Sarebbe sicuramente troppo scontato e inopportuno pensare ad alcuni slogan da campagna elettorale e ad altri cavalli di battaglia sentiti lungo tutta la consiliatura per richiamare la bellezza come concetto chiave dell'attuale amministrazione. Non lo facciamo e ci limitiamo ad osservare come la bellezza, quella semplice fatta di pulizia, ordine, decoro, panchine riverniciate, strade linde, marciapiedi sicuri, non sia la categoria urbana che alberga nella nostra città e, in particolare, in alcuni spezzoni di essa, proprio quelli principali attorno al nucleo di fondazione che qualche turista potrebbe azzardarsi a percorrere per farsi un'idea di Latina.

Se così facesse vedrebbe quello che abbiamo visto noi, ad esempio, a piazzale Prampolini in una giornata di estate resa asfissiante non solo dal caldo, ma dallo spettacolo offerto. Totem pubblicitari scrostati, panchine da riverniciare per fortuna accanto ad altre sostituite (c'è anche qualcosa di buono da notare!), marciapiedi sconnessi, parcometri arrugginiti, cassonetti ormai ridotti a impalcature sconnesse e tenute aperte alla «io speriamo che me la cavo» in attesa che arrivi il porta a porta a redimerli e sostituirli.

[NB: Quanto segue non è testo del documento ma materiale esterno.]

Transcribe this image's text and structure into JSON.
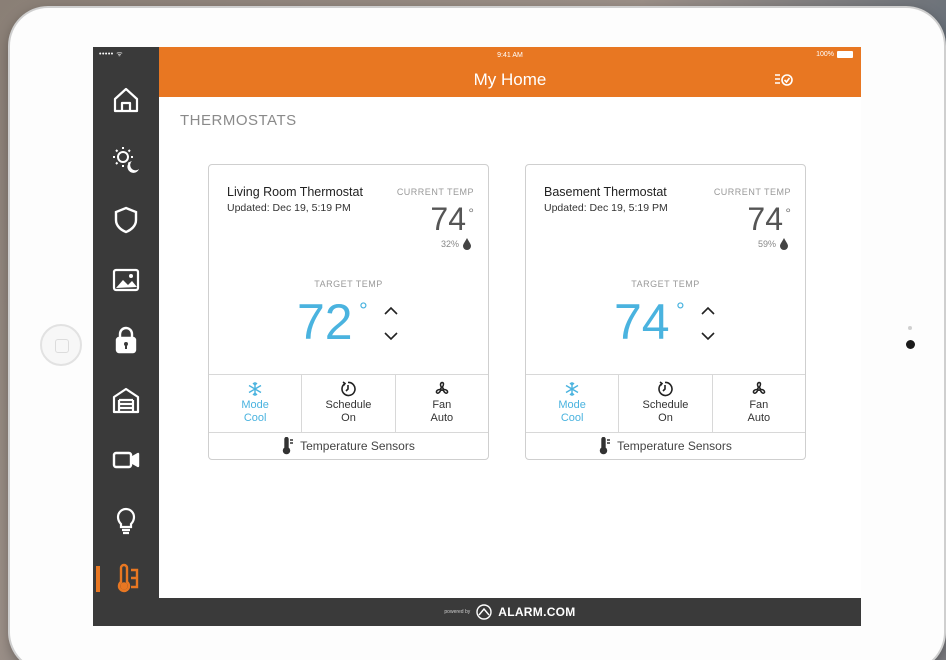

L'azione più insicura e pericolosa da compiere risulta però semplicemente e paradossalmente quella di camminare (senza voler pensare a chi è portatore di handicap) su marciapiedi resi impraticabili dai lavori per l'illuminazione che hanno reso il centro un tappeto di toppe circondate da reti di cantiere e che in pochi metri quadrati in piazzale Prampolini rendono difficoltoso il transito. Poco male se non fosse che ai lavori resi necessari da nuove opere si aggiunge uno stato della pavimentazione disastrosa anche dove non c'è l'alibi dell'intervento in corso d'opera.

Siamo a pochi passi da piazza del Popolo, vicinissimi allo Stadio, alla piscina comunale e all'oratorio San Marco in una zona ad alta densità di frequentazioni giovani alla quali si mostra impunemente quanto poco si abbia a cuore l'aspetto di una città. Sapevamo quanto fosse difficile, perché conosciamo da dove veniamo, programmare eventi di qualità in strutture chiuse per ristabilire la sicurezza come teatro, biblioteca o impianti sportivi, mettere mano ai buchi neri del centro come Palazzo Key o l'ex mercato Coperto, trovare insomma nuovi scenari per cambiare l'immagine del cuore della città. Ma quello che non riusciamo a comprendere è perché non si riesca ancora dopo tanto tempo a sopperire all'assenza di manutenzione e alla mancanza di decoro urbano per evitare che la città mostri quello che fino ad oggi è stato il suo stato costante, una dequalificazione radicata e progressiva con chiusura di negozi, assenza di interventi di arredo e di serie politiche del turismo a partire da quello che dovrebbe essere il suo cuore pulsante, il centro della città. Continuare a sperare nella bellezza è un diritto, ma assicurarla dove averla promessa alla città era tra i primi doveri da rispettare.